Перецеловалась я со всеми. Впрочем, очень целомудренно. Не в меру ретивых господ остальной «бомонд» твердо осаживал. Кажется, с некоторыми я целовалась по несколько раз. Не по своей инициативе.
А вот Илья куда-то исчез. Сцену всеобщего пьяного целования он не наблюдал.
К моему огромному удивлению, застолье так и не переросло в обычную русскую, пьянку со скандалами и мордобитием. По моим наблюдениям, некоторые ребята и вовсе не пили. На мой беспардонный вопрос спокойно ответили, что «завязали» и «надо же этих придурков кому-то по домам развозить».
Ельчанинов «летучим Голландцем» мелькал то здесь, то там. Что-то со стола исчезало, что-то появлялось. Наконец, он вынес из дома гитару, и вся компания оживилась.
Сначала Илья пел один. Что-то о пыльных дорогах, о чужих горах, о последнем патроне, об оставшихся там друзьях, о солдатском котелке, о крови, которая на земле не алая, а черная...
Пел он хорошо. Проникновенно и душевно.
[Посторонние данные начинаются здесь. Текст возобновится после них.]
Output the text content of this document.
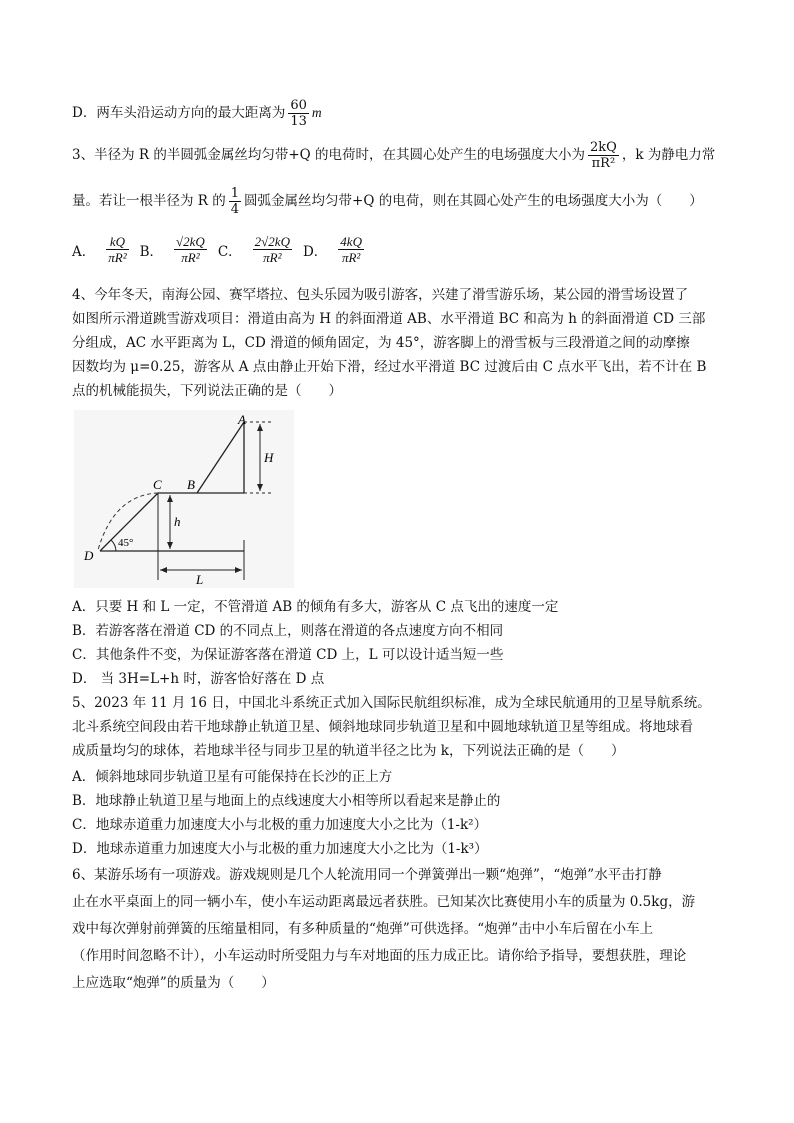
D．两车头沿运动方向的最大距离为 $\frac{60}{13}$ m
3、半径为 R 的半圆弧金属丝均匀带+Q 的电荷时，在其圆心处产生的电场强度大小为 $\frac{2kQ}{\text{πR²}}$ ，k 为静电力常
量。若让一根半径为 R 的 $\frac{1}{4}$ 圆弧金属丝均匀带+Q 的电荷，则在其圆心处产生的电场强度大小为（　　）
A． $\frac{kQ}{\text{πR²}}$ B． $\frac{√2kQ}{\text{πR²}}$ C． $\frac{2√2kQ}{\text{πR²}}$ D． $\frac{4kQ}{\text{πR²}}$
4、今年冬天，南海公园、赛罕塔拉、包头乐园为吸引游客，兴建了滑雪游乐场，某公园的滑雪场设置了
如图所示滑道跳雪游戏项目：滑道由高为 H 的斜面滑道 AB、水平滑道 BC 和高为 h 的斜面滑道 CD 三部
分组成，AC 水平距离为 L，CD 滑道的倾角固定，为 45°，游客脚上的滑雪板与三段滑道之间的动摩擦
因数均为 μ=0.25，游客从 A 点由静止开始下滑，经过水平滑道 BC 过渡后由 C 点水平飞出，若不计在 B
点的机械能损失，下列说法正确的是（　　）
A
B
C
D
H
h
L
45°
A．只要 H 和 L 一定，不管滑道 AB 的倾角有多大，游客从 C 点飞出的速度一定
B．若游客落在滑道 CD 的不同点上，则落在滑道的各点速度方向不相同
C．其他条件不变，为保证游客落在滑道 CD 上，L 可以设计适当短一些
D． 当 3H=L+h 时，游客恰好落在 D 点
5、2023 年 11 月 16 日，中国北斗系统正式加入国际民航组织标准，成为全球民航通用的卫星导航系统。
北斗系统空间段由若干地球静止轨道卫星、倾斜地球同步轨道卫星和中圆地球轨道卫星等组成。将地球看
成质量均匀的球体，若地球半径与同步卫星的轨道半径之比为 k，下列说法正确的是（　　）
A．倾斜地球同步轨道卫星有可能保持在长沙的正上方
B．地球静止轨道卫星与地面上的点线速度大小相等所以看起来是静止的
C．地球赤道重力加速度大小与北极的重力加速度大小之比为（1-k²）
D．地球赤道重力加速度大小与北极的重力加速度大小之比为（1-k³）
6、某游乐场有一项游戏。游戏规则是几个人轮流用同一个弹簧弹出一颗“炮弹”，“炮弹”水平击打静
止在水平桌面上的同一辆小车，使小车运动距离最远者获胜。已知某次比赛使用小车的质量为 0.5kg，游
戏中每次弹射前弹簧的压缩量相同，有多种质量的“炮弹”可供选择。“炮弹”击中小车后留在小车上
（作用时间忽略不计），小车运动时所受阻力与车对地面的压力成正比。请你给予指导，要想获胜，理论
上应选取“炮弹”的质量为（　　）
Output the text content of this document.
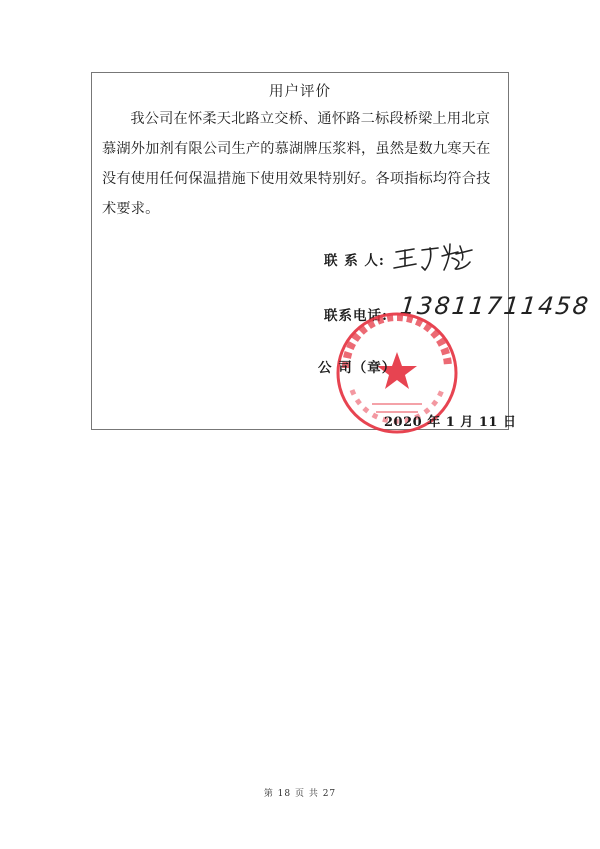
用户评价

我公司在怀柔天北路立交桥、通怀路二标段桥梁上用北京慕湖外加剂有限公司生产的慕湖牌压浆料，虽然是数九寒天在没有使用任何保温措施下使用效果特别好。各项指标均符合技术要求。

联 系 人:
联系电话: 13811711458
公 司（章）
2020 年 1 月 11 日
第 18 页 共 27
Я чуть не разревелась!
В памяти всплыло трагическое воспоминание: первый запаянный цинковый гроб, который привезли к нам во двор... даже не гроб, а просто блестящий ящик... Совершенно спокойную женщину с пустыми глазами, мать того мальчика... она никак не хотела понимать, что происходит... Обводя собравшуюся толпу глазами, словно спрашивала, зачем они сюда пришли... И люди отводили взгляды... там не может быть ее сына... это простой ящик, обитый металлом... двухметровый двадцатилетний красавец, ее сын, туда просто не поместится...
... выражение нечеловеческой муки на лице соседки тети Нади, когда она узнала, что сына Вовку отправляют в Афган... звериный вопль «Не пущу!!!», потрясший нашу хрущевскую пятиэтажку...
...я была маленькой и боялась траурных маршей... Я запиралась в ванной и включала воду, чтобы спрятаться за ее шумом...
...помню тоненькую девушку, красоте которой я ужасно завидовала, ее всегда окружала стайка кавалеров... она перерезала себе вены... а он вернулся... в похоронке перепутали фамилии... Он полгода пил, потом исчез... уехал на Север, говорят...
Гитара пошла по кругу. Парни подпевали...
Я неслышно выбралась из-за стола и вошла в дом. В углу гостиной располагалось удобное кресло, похожее на шезлонг. Вот там-то я и пристроилась. И закрыла глаза.
Голоса с веранды были слышны и здесь. Но ребята пели, а не горлопанили, и я различала лишь отдельные слова.
Они вспоминали...
Нет. Им нечего вспоминать. Они все помнят. Они никогда не забывали!
Две слезинки не удержались на кончиках мокрых ресниц и все же сбежали по моим щекам.
— Не плачь. Это жизнь. Это наша жизнь.